Il Piemonte si presenta a Vinitaly 2026 con uno spazio di 700 mq per promuovere le sue eccellenze vitivinicole. L'evento si focalizza sul supporto alla ricerca, all'innovazione e all'esplorazione di nuovi mercati internazionali.
Presenza piemontese a Vinitaly 2026
La regione Piemonte parteciperà attivamente alla 58esima edizione di Vinitaly. L'evento si svolgerà a Verona dal 12 al 15 aprile. La delegazione piemontese occuperà un'area espositiva di 700 metri quadrati. Questo spazio sarà allestito all'interno del Padiglione 10. La Direzione Agricoltura della Regione ha curato l'organizzazione. Sarà presente un grande auditorium centrale. Questo sarà dedicato a eventi e presentazioni. Ci sarà anche una lounge. Offrirà spazi per momenti conviviali e degustazioni. Saranno disponibili postazioni per 108 aziende produttrici. Saranno inoltre presenti corner dedicati a 4 Consorzi di Tutela. Questi includono Gavi, Barbera, Asti e Brachetto. L'inaugurazione ufficiale dello stand è prevista per domenica 12. L'evento si terrà alle 16:30. Parteciperanno il ministro dell'Agricoltura Francesco Lollobrigida. Sarà presente anche l'assessore all'Agricoltura del Piemonte Paolo Bongioanni.

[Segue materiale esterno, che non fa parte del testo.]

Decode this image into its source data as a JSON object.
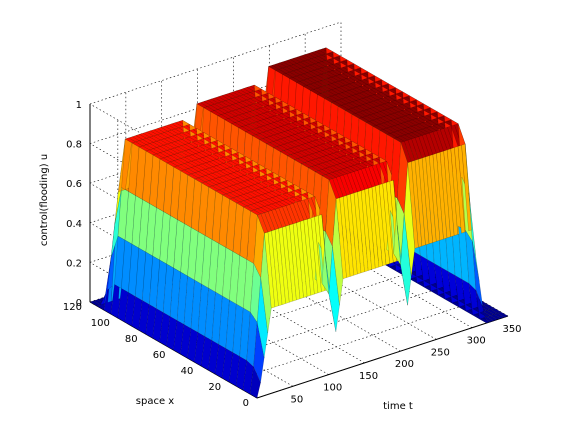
{
  "chart_data": {
    "type": "surface3d",
    "title": "",
    "xlabel": "time t",
    "ylabel": "space x",
    "zlabel": "control(flooding) u",
    "xlim": [
      0,
      350
    ],
    "ylim": [
      0,
      120
    ],
    "zlim": [
      0,
      1
    ],
    "x_ticks": [
      "50",
      "100",
      "150",
      "200",
      "250",
      "300",
      "350"
    ],
    "y_ticks": [
      "0",
      "20",
      "40",
      "60",
      "80",
      "100",
      "120"
    ],
    "z_ticks": [
      "0",
      "0.2",
      "0.4",
      "0.6",
      "0.8",
      "1"
    ],
    "grid": true,
    "colormap": "jet",
    "colormap_stops": [
      "#00008f",
      "#0000ff",
      "#00ffff",
      "#ffff00",
      "#ff0000",
      "#800000"
    ],
    "pulses": [
      {
        "t_start": 20,
        "t_end": 100,
        "x_start": 0,
        "x_end": 112,
        "peak": 0.86
      },
      {
        "t_start": 120,
        "t_end": 200,
        "x_start": 0,
        "x_end": 112,
        "peak": 0.92
      },
      {
        "t_start": 220,
        "t_end": 300,
        "x_start": 0,
        "x_end": 112,
        "peak": 0.99
      }
    ]
  }
}
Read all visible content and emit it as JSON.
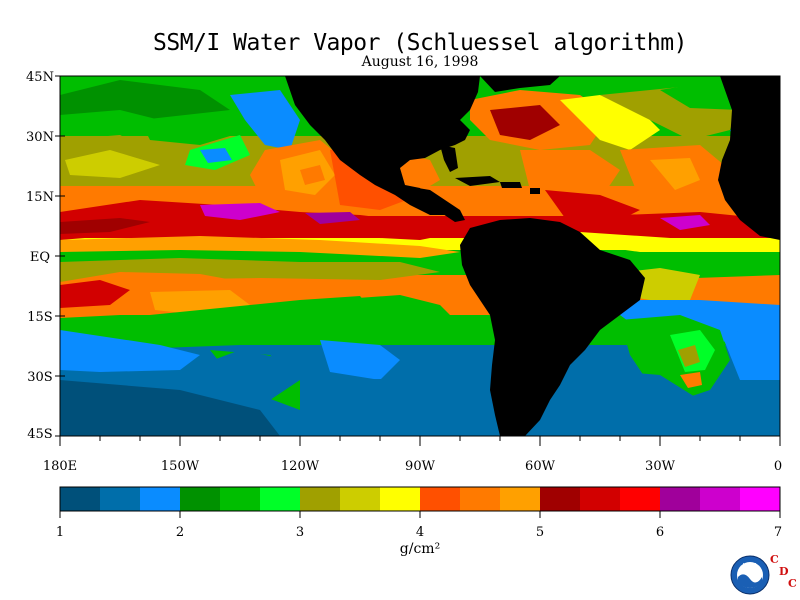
{
  "title": "SSM/I Water Vapor (Schluessel algorithm)",
  "date": "August 16, 1998",
  "lat_labels": [
    "45N",
    "30N",
    "15N",
    "EQ",
    "15S",
    "30S",
    "45S"
  ],
  "lon_labels": [
    "180E",
    "150W",
    "120W",
    "90W",
    "60W",
    "30W",
    "0"
  ],
  "colorbar": {
    "colors": [
      "#00507a",
      "#006eaa",
      "#0a8cff",
      "#009100",
      "#00be00",
      "#00ff28",
      "#a0a000",
      "#cdcd00",
      "#ffff00",
      "#ff5000",
      "#ff7a00",
      "#ffa000",
      "#a00000",
      "#d20000",
      "#ff0000",
      "#a0009b",
      "#cd00cd",
      "#ff00ff"
    ],
    "tick_labels": [
      "1",
      "2",
      "3",
      "4",
      "5",
      "6",
      "7"
    ],
    "unit_label": "g/cm²"
  },
  "logo": {
    "noaa_text": "NOAA",
    "cdc_letters": [
      "C",
      "D",
      "C"
    ]
  }
}
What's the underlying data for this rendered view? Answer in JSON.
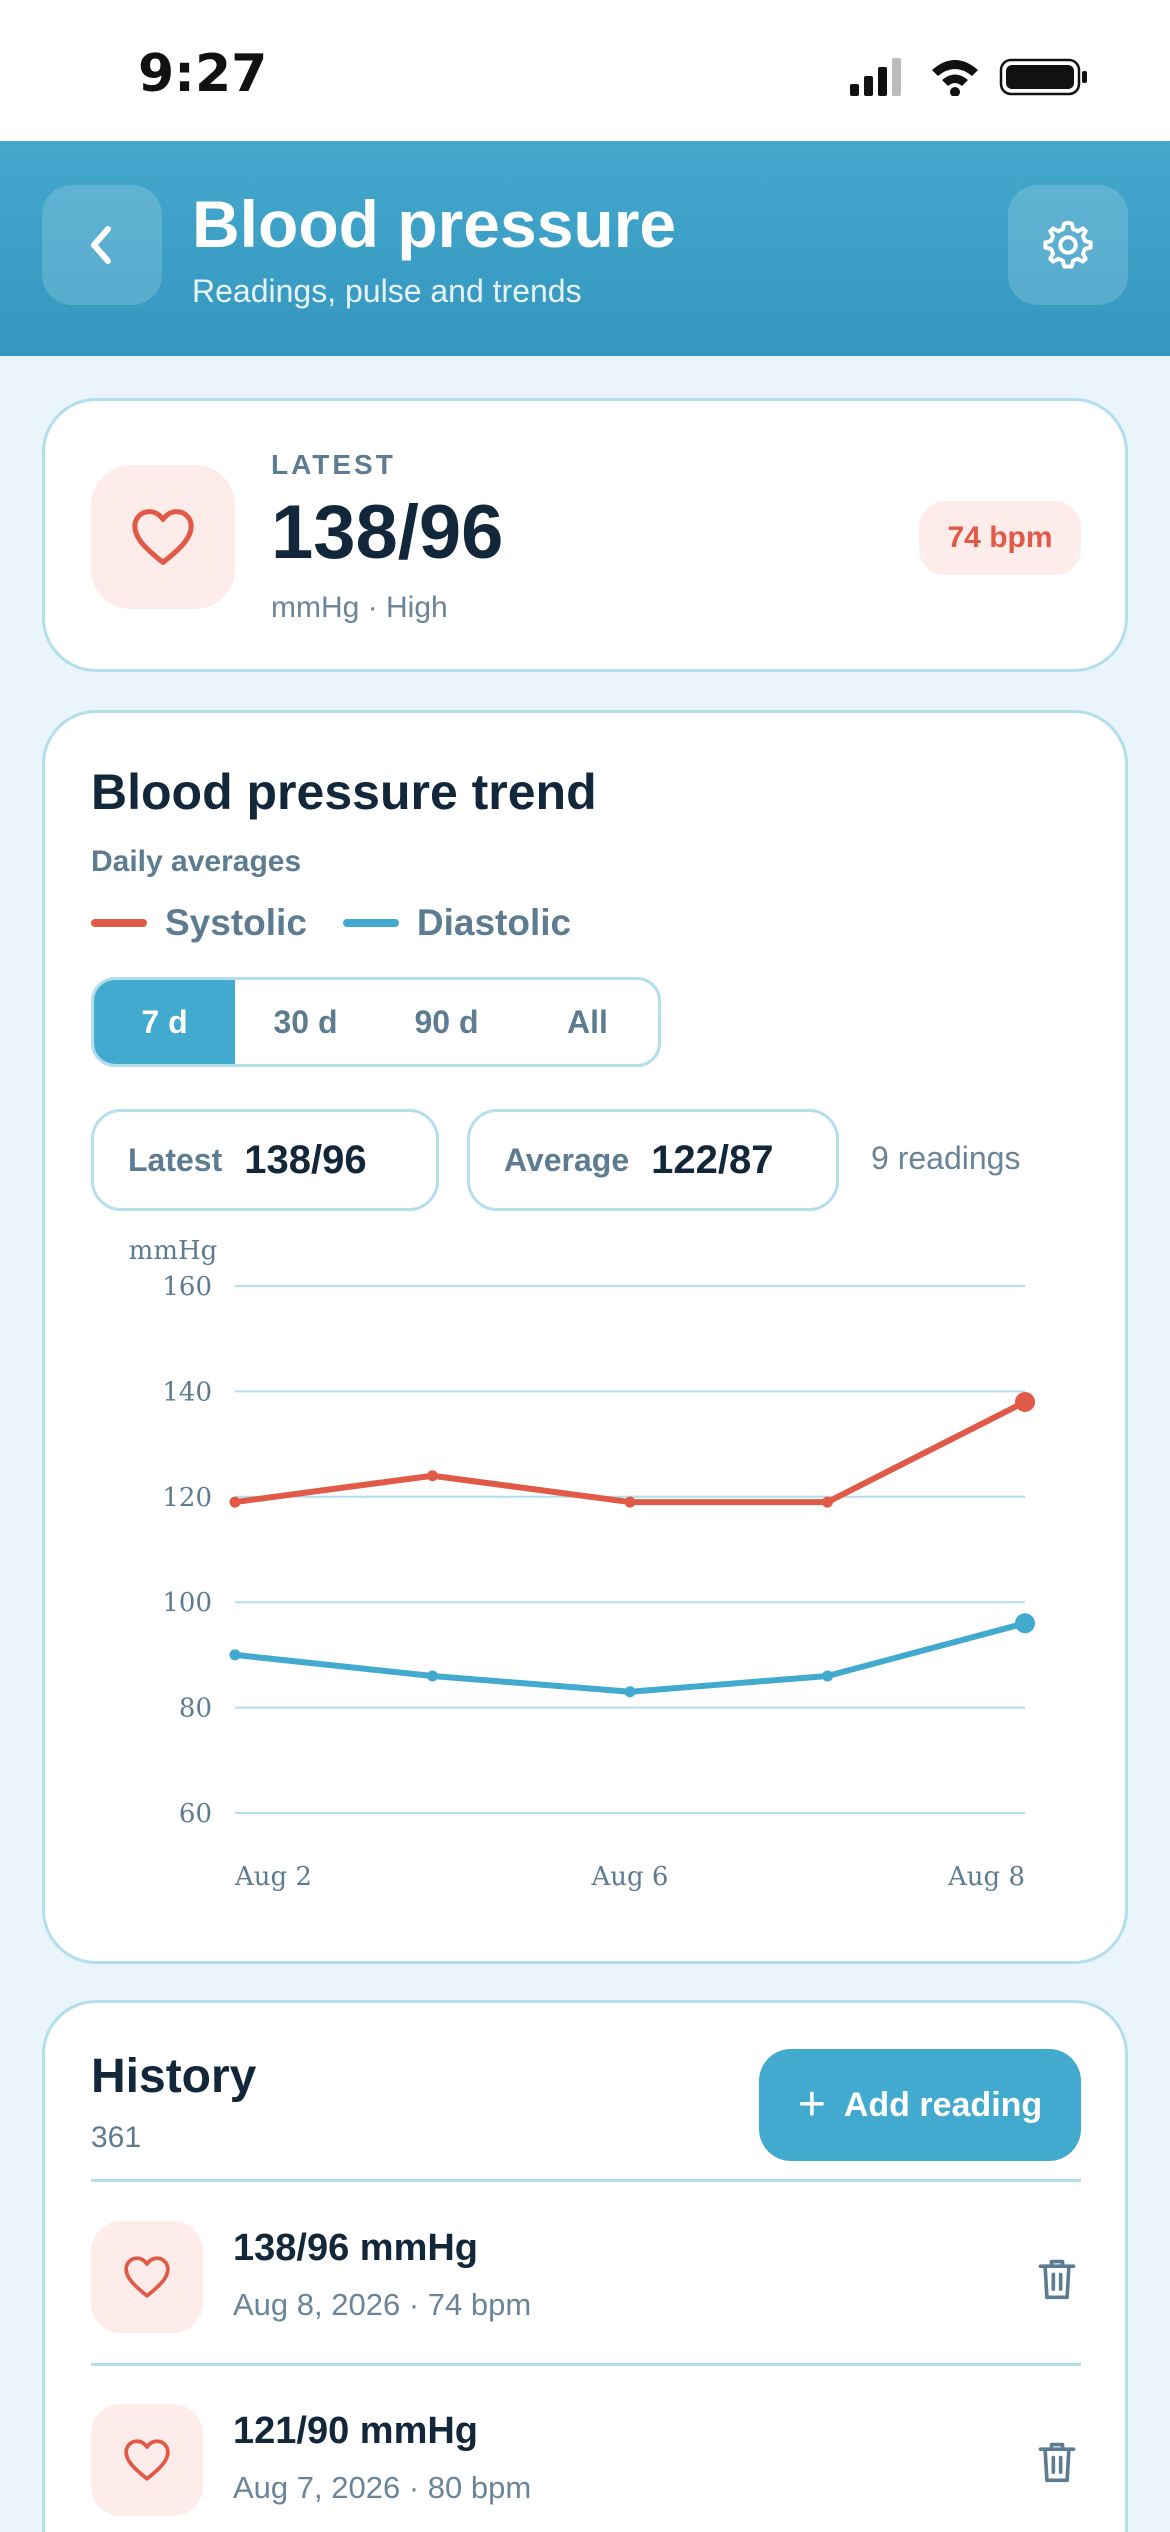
{
  "status_bar": {
    "time": "9:27"
  },
  "header": {
    "title": "Blood pressure",
    "subtitle": "Readings, pulse and trends"
  },
  "latest": {
    "label": "LATEST",
    "value": "138/96",
    "sub": "mmHg · High",
    "pulse": "74 bpm"
  },
  "trend": {
    "title": "Blood pressure trend",
    "subtitle": "Daily averages",
    "legend": [
      {
        "label": "Systolic",
        "color": "#e05a47"
      },
      {
        "label": "Diastolic",
        "color": "#42a9cf"
      }
    ],
    "ranges": [
      "7 d",
      "30 d",
      "90 d",
      "All"
    ],
    "active_range": "7 d",
    "latest_chip": {
      "label": "Latest",
      "value": "138/96"
    },
    "average_chip": {
      "label": "Average",
      "value": "122/87"
    },
    "readings": "9 readings"
  },
  "chart_data": {
    "type": "line",
    "ylabel": "mmHg",
    "ylim": [
      60,
      160
    ],
    "yticks": [
      160,
      140,
      120,
      100,
      80,
      60
    ],
    "x_labels": [
      {
        "label": "Aug 2",
        "index": 0
      },
      {
        "label": "Aug 6",
        "index": 2
      },
      {
        "label": "Aug 8",
        "index": 4
      }
    ],
    "grid": true,
    "series": [
      {
        "name": "Systolic",
        "color": "#e05a47",
        "values": [
          119,
          124,
          119,
          119,
          138
        ]
      },
      {
        "name": "Diastolic",
        "color": "#42a9cf",
        "values": [
          90,
          86,
          83,
          86,
          96
        ]
      }
    ]
  },
  "history": {
    "title": "History",
    "count": "361",
    "add_label": "Add reading",
    "rows": [
      {
        "value": "138/96 mmHg",
        "sub": "Aug 8, 2026 · 74 bpm"
      },
      {
        "value": "121/90 mmHg",
        "sub": "Aug 7, 2026 · 80 bpm"
      }
    ]
  }
}
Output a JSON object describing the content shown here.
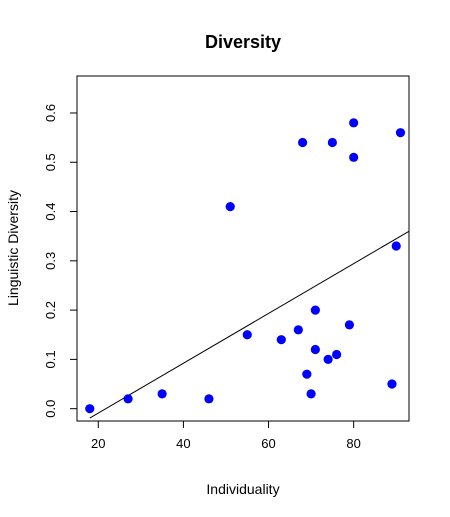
{
  "chart_data": {
    "type": "scatter",
    "title": "Diversity",
    "xlabel": "Individuality",
    "ylabel": "Linguistic Diversity",
    "xlim": [
      15,
      93
    ],
    "ylim": [
      -0.025,
      0.675
    ],
    "xticks": [
      20,
      40,
      60,
      80
    ],
    "yticks": [
      0.0,
      0.1,
      0.2,
      0.3,
      0.4,
      0.5,
      0.6
    ],
    "ytick_labels": [
      "0.0",
      "0.1",
      "0.2",
      "0.3",
      "0.4",
      "0.5",
      "0.6"
    ],
    "grid": false,
    "point_color": "#0000ff",
    "points": [
      {
        "x": 18,
        "y": 0.0
      },
      {
        "x": 27,
        "y": 0.02
      },
      {
        "x": 35,
        "y": 0.03
      },
      {
        "x": 46,
        "y": 0.02
      },
      {
        "x": 51,
        "y": 0.41
      },
      {
        "x": 55,
        "y": 0.15
      },
      {
        "x": 63,
        "y": 0.14
      },
      {
        "x": 67,
        "y": 0.16
      },
      {
        "x": 68,
        "y": 0.54
      },
      {
        "x": 69,
        "y": 0.07
      },
      {
        "x": 70,
        "y": 0.03
      },
      {
        "x": 71,
        "y": 0.2
      },
      {
        "x": 71,
        "y": 0.12
      },
      {
        "x": 74,
        "y": 0.1
      },
      {
        "x": 75,
        "y": 0.54
      },
      {
        "x": 76,
        "y": 0.11
      },
      {
        "x": 79,
        "y": 0.17
      },
      {
        "x": 80,
        "y": 0.58
      },
      {
        "x": 80,
        "y": 0.51
      },
      {
        "x": 89,
        "y": 0.05
      },
      {
        "x": 90,
        "y": 0.33
      },
      {
        "x": 91,
        "y": 0.56
      }
    ],
    "regression_line": {
      "x": [
        18,
        93
      ],
      "y": [
        -0.019,
        0.36
      ]
    }
  }
}
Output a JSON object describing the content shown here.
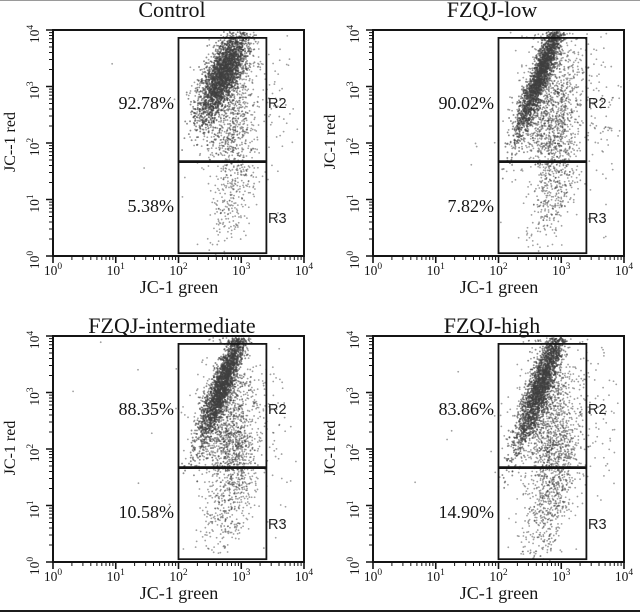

Supporto alla viticoltura piemontese
Il governatore piemontese Alberto Cirio ha sottolineato l'importanza di questo appuntamento. Ha evidenziato le sfide che il settore vitivinicolo sta affrontando. «Lo scorso anno», ha affermato Cirio insieme a Bongioanni, «Vinitaly arrivò proprio all'indomani del primo annuncio dei dazi da parte di Donald Trump». Il mondo vitivinicolo piemontese sta reagendo con grande determinazione. Affronta un aumento dei costi di produzione. Questi sono dovuti alle guerre e all'instabilità internazionale. Si aggiungono i repentini cambiamenti dei mercati. Questi sono determinati da dazi, situazioni geopolitiche e accordi commerciali. Anche le variazioni del potere d'acquisto incidono. Si registra inoltre una contrazione planetaria dei consumi. Questo è dovuto ai cambiamenti di abitudini. Le nuove generazioni sono particolarmente interessate. La Regione è vicina al mondo vitivinicolo piemontese. Offre sostegno su quattro fronti principali. Questi sono: ricerca, innovazione, promozione e ricerca di nuovi mercati. L'obiettivo è garantire la competitività e la crescita del settore. Si punta a rafforzare la presenza dei vini piemontesi sui mercati globali.
Innovazione e osservatorio di mercato
Tra gli appuntamenti in programma a Vinitaly, spicca un'iniziativa di grande rilievo. Verrà firmato l'accordo per la nascita di un Osservatorio sul Mercato Vitivinicolo. Questo organismo sarà coordinato dalla Fondazione Agrion. L'assessore Paolo Bongioanni ha spiegato il valore di questo strumento. «Sarà uno strumento», ha dichiarato, «per fornire ai produttori informazioni scientifiche sui mercati esteri». L'obiettivo è guidare i produttori. Li aiuterà a orientare meglio il loro prodotto verso le destinazioni più promettenti. Questo osservatorio fornirà dati aggiornati. Saranno utili per le strategie commerciali. Permetterà di cogliere le opportunità emergenti. Aiuterà anche a mitigare i rischi. La collaborazione tra istituzioni e produttori è fondamentale. Questo approccio mira a rafforzare la posizione del Piemonte nel panorama enologico mondiale. L'innovazione e l'analisi di mercato sono chiavi per il futuro. L'evento di Verona sarà un'occasione importante per presentare queste strategie. Il commissario europeo all'Agricoltura Christophe Hansen visiterà lo stand. La sua presenza sottolinea l'importanza dell'evento a livello europeo. La regione intende consolidare la sua leadership. Si propone di esplorare nuove frontiere per i suoi vini.